Playwright Thomas Bradshaw knows his dark comedy Mary, now in the midst of its world premiere run at the Goodman Theatre, is bound to prompt controversy. And that's largely due to the fact that Bradshaw strategically pushes the buttons of racism and homophobia in unexpected patterns in Mary.
"The play is based upon a true story," said Bradshaw during a telephone interview. Bradshaw has a gay opera singer friend who recounted his own horror at visiting his boyfriend's family in Southern Maryland back in 1983, where the parents casually referred to their African-American maid as "nigger Mary."
"Mary had been in the boyfriend's family for hundreds of years," Bradshaw said. "Mary's family officially became domestic servants after slavery ended."
This decidedly non-politically correct story proved to be the starting point for Bradshaw's Mary, which follows the gay couple Jonathan and David and their dealings with David's Southern family starting in 1983. But Bradshaw throws in a few dramatic and character-defining curves into the mix.
"When stories like this are told, it's often too easy to say here are the good guys and here are the bad guys," Bradshaw said. "People watching the play are going to assume that Mary is the character they should identify with or should be rooting for. I wanted to make the play more complicated than that because life is much more complicated than the clear morality that is often presented onstage and in movies."
Indeed, another major issue that Bradshaw explores in Mary is the frequently homophobic views held by people in the African-American community. In the play, the church-going Mary and her husband, Elroy, take it upon themselves to try and teach the gay couple a Biblical lesson.
"The play clearly shows how different groups can seize the Bible to their own ends," Bradshaw said, noting how one minority group isn't necessarily going to sympathize with another. "That always seems to be the state of things to some extent that the very groups who are oppressed then turn around and oppress another group."
In just reading Bradshaw's play, it's easy to see a director take an exaggerated approach to the characters and their often fact-based dialogue. But Bradshaw clearly instructs in his play notes for directors not to do that.
"It's very important that everything be played absolutely straight," Bradshaw said, noting how it would be very easy to take an approach like out playwright Christopher Durang's satirical works. "That takes away from the power of the work and the power of the ideas being presented because it lets the audience off the hook immediately because they think, 'this is funny, we don't have to take this seriously.'"
In tackling such contentious issues of racism and homophobia in Mary, Bradshaw did find it somewhat amusing as he noticed an unspoken sense of relief from some administrative theatrical workers when they first realized that the play was written by an African American at readings for the play. But Bradshaw wants audiences to focus on what he has written instead finding out all the personal particulars of his life.
"I'm much more interested in sparking a dialogue and letting the audience really have to think about what they just saw and sifting through the material themselves and coming to their own conclusions instead of telling them what to think," Bradshaw said. "What's being shown on stage, some of it is funny, but these are realities of our world and it's not a joke."

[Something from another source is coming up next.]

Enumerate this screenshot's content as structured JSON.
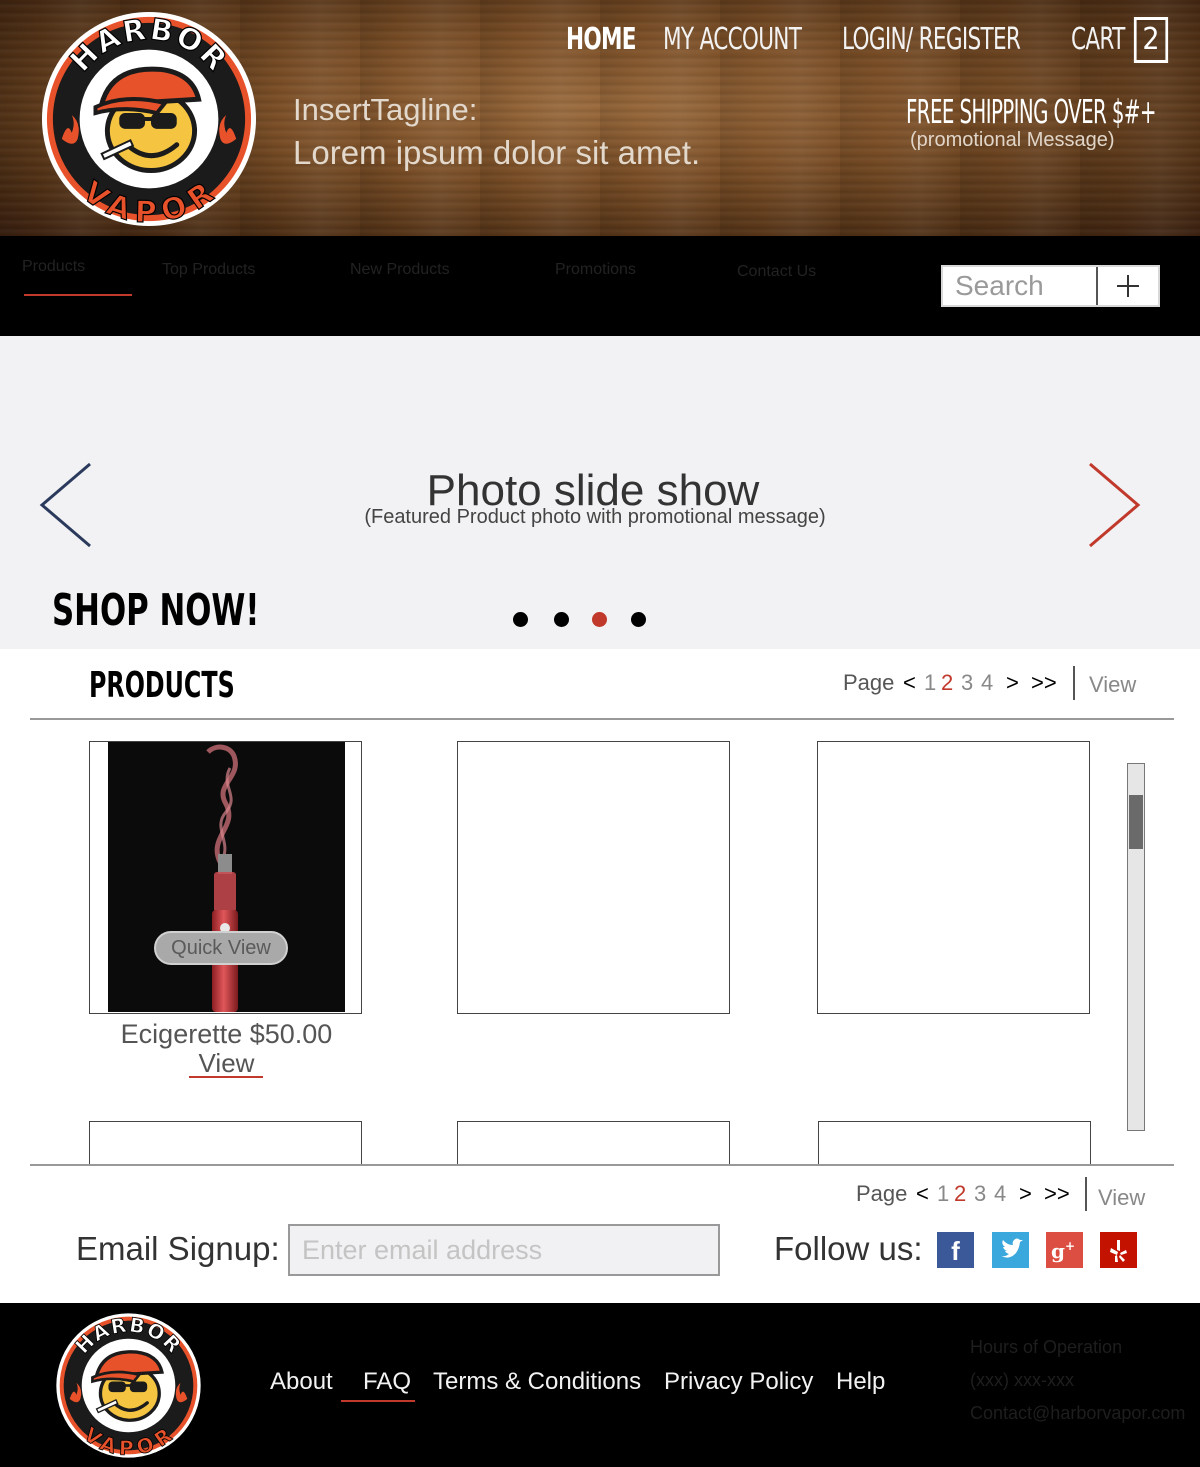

Mary continues until March 6 in the Owen Theatre space of the Goodman Theatre, 170 N. Dearborn. Tickets are $10-$42; call 312-443-3800 or visit www.goodmantheatre.org .
Legalized prostitution
Another world-premiere drama deliberately courting controversy in the Windy City is Aline Lathrop's Bordello at Chicago Dramatists (see review in this issue).
Set at a state-sanctioned brothel in Nevada, Bordello offers playwright Lathrop the chance to question what drives women to prostitution sans the illegal criminal aspect if it were set elsewhere in the United States.
"It's often identified as a victim-less crime," said Kyra Morris a self-identified bisexual actress who plays the part of Godiva, a married ex-military woman who falls into this line of work in order to help pay bills in Bordello.
"But the playwright is also examining whether or not it does damage to a women, or if they're there because they're damaged," said Morris, who has learned quite a lot about legalized prostitution as due course from appearing in Bordello. "And what if they weren't damaged, what would they be doing and what have they done and what would they be capable of?"
Morris pointed out that many of the women in Bordello lack education and do the work as an "easy" way to pay bills.
"The question is, 'Am I harming myself, or am I in control?'" said Morris, who also identifies herself as "sex positive." "A lot of the controversy surrounding this type of employment is the taboo of sex to begin with, and especially sex with multiple partners."
Speaking of multiple partners, Lathrop in Bordello doesn't shy away from the fact that many women sex workers often perform together to fulfill heterosexual male fantasies about lesbians.
"A lot of clients expect prostitutes to have sex with each other and if you're one of the girls, a lot of times that's a bump up in pay," Morris said. "The issues of lesbianism or what constitutes a lesbian does bring up the subject of how does sex interfere with or construct my identity and does it have to do either of those things."